On the freshwater range, about 10 kilometers long and up to 9.5 km wide island with an area of ​​32.75 km ² today live only 350 inhabitants. During the peak time of the herring fishing to the mid-19th century, the island had about 5,000 inhabitants. On the island, the Transalpine Redemptorists built in 2000, the monastery Golgotha ​​.

Capital is the Whitehall Ferry Terminal with connections to Kirkwall on Mainland and on the neighboring islands of Eday and Sanday. In the north there is a small local airfield.

The main economic activities are fishing and agriculture (mainly livestock ) as well as tourism.

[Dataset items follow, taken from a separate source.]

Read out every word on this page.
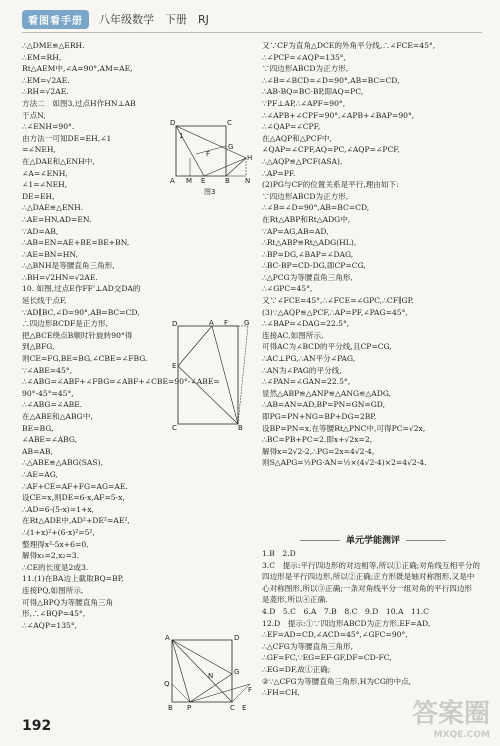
看图看手册	八年级数学　下册　RJ
∴△DME≌△ERH.
∴EM=RH,
Rt△AEM中,∠A=90°,AM=AE,
∴EM=√2AE.
∴RH=√2AE.
方法二　如图3,过点H作HN⊥AB
于点N,
∴∠ENH=90°.
由方法一可知DE=EH,∠1
=∠NEH,
在△DAE和△ENH中,
∠A=∠ENH,
∠1=∠NEH,
DE=EH,
∴△DAE≌△ENH.
∴AE=HN,AD=EN.
∵AD=AB,
∴AB=EN=AE+BE=BE+BN,
∴AE=BN=HN,
∴△BNH是等腰直角三角形,
∴BH=√2HN=√2AE.
10. 如图,过点E作FF'⊥AD交DA的
延长线于点F,
∵AD∥BC,∠D=90°,AB=BC=CD,
∴四边形BCDF是正方形,
把△BCE绕点B顺时针旋转90°得
到△BFG,
则CE=FG,BE=BG,∠CBE=∠FBG.
∵∠ABE=45°,
∴∠ABG=∠ABF+∠FBG=∠ABF+∠CBE=90°-∠ABE=
90°-45°=45°,
∴∠ABG=∠ABE.
在△ABE和△ABG中,
BE=BG,
∠ABE=∠ABG,
AB=AB,
∴△ABE≌△ABG(SAS),
∴AE=AG,
∴AF+CE=AF+FG=AG=AE.
设CE=x,则DE=6-x,AF=5-x,
∴AD=6-(5-x)=1+x,
在Rt△ADE中,AD²+DE²=AE²,
∴(1+x)²+(6-x)²=5²,
整理得x²-5x+6=0,
解得x₁=2,x₂=3.
∴CE的长度是2或3.
11.(1)在BA边上截取BQ=BP,
连接PQ,如图所示,
可得△BPQ为等腰直角三角
形,∴∠BQP=45°,
∴∠AQP=135°,
又∵CF为直角△DCE的外角平分线,∴∠FCE=45°,
∴∠PCF=∠AQP=135°,
∵四边形ABCD为正方形,
∴∠B=∠BCD=∠D=90°,AB=BC=CD,
∴AB-BQ=BC-BP,即AQ=PC,
∵PF⊥AP,∴∠APF=90°,
∴∠APB+∠CPF=90°,∠APB+∠BAP=90°,
∴∠QAP=∠CPF,
在△AQP和△PCF中,
∠QAP=∠CPF,AQ=PC,∠AQP=∠PCF,
∴△AQP≌△PCF(ASA),
∴AP=PF.
(2)PG与CF的位置关系是平行,理由如下:
∵四边形ABCD为正方形,
∴∠B=∠D=90°,AB=BC=CD,
在Rt△ABP和Rt△ADG中,
∵AP=AG,AB=AD,
∴Rt△ABP≌Rt△ADG(HL),
∴BP=DG,∠BAP=∠DAG,
∴BC-BP=CD-DG,即CP=CG,
∴△PCG为等腰直角三角形,
∴∠GPC=45°,
又∵∠FCE=45°,∴∠FCE=∠GPC,∴CF∥GP.
(3)∵△AQP≌△PCF,∴AP=PF,∠PAG=45°,
∴∠BAP=∠DAG=22.5°,
连接AC,如图所示,
可得AC为∠BCD的平分线,且CP=CG,
∴AC⊥PG,∴AN平分∠PAG,
∴AN为∠PAG的平分线,
∴∠PAN=∠GAN=22.5°,
显然△ABP≌△ANP≌△ANG≌△ADG,
∴AB=AN=AD,BP=PN=GN=GD,
即PG=PN+NG=BP+DG=2BP,
设BP=PN=x,在等腰Rt△PNC中,可得PC=√2x,
∴BC=PB+PC=2,即x+√2x=2,
解得x=2√2-2,∴PG=2x=4√2-4,
则S△APG=½PG·AN=½×(4√2-4)×2=4√2-4.
D	C
1
F
G
H
A	E	B N
M
图3
D	A F G
E
C	B
A	D
N	G
Q
F
B P	C E
单元学能测评
1.B　2.D
3.C　提示:平行四边形的对边相等,所以①正确;对角线互相平分的
四边形是平行四边形,所以②正确;正方形既是轴对称图形,又是中
心对称图形,所以③正确;一条对角线平分一组对角的平行四边形
是菱形,所以④正确.
4.D　5.C　6.A　7.B　8.C　9.D　10.A　11.C
12.D　提示:①∵四边形ABCD为正方形,EF=AD,
∴EF=AD=CD,∠ACD=45°,∠GFC=90°,
∴△CFG为等腰直角三角形,
∴GF=FC,∵EG=EF-GF,DF=CD-FC,
∴EG=DF,故①正确;
②∵△CFG为等腰直角三角形,H为CG的中点,
∴FH=CH,
192	答案圈
MXQE.COM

Worth seeing is above all nature. There are some beautiful beaches and in the east the cliffs with sea caves, Gloups ( blowholes ) and the Vat of Kirbister, an impressive rock arch. Otherwise, there are on the island quite flat sparse remains of two Broch ( Benni cuml, Hillock of Breawest ), four Stalled Cairns or whose remains, and the Promontory Fort on Lamb Ness. Some Ancient cooking places are well preserved especially in Kirbuster.

Papa Stronsay is one of the small secondary islands, which otherwise often called Calf ( calf ) or Holm are called. Here is the island on which was probably the oldest monastery of Orkney. The St. Nicholas ' Chapel is a small medieval church, which probably dates from the 11th century and their existence began as a simple, one-celled rectangular stone church. In the 12th century a nave with two side altars and a choir room, which contains the main altar, added. The chapel was abandoned since the Reformation in the 16th century, but was used as a farm building until 1790, before it was destroyed.

In 1808, an animal carcass was found on the island by a fisherman who is referred to as a monster of Stronsay.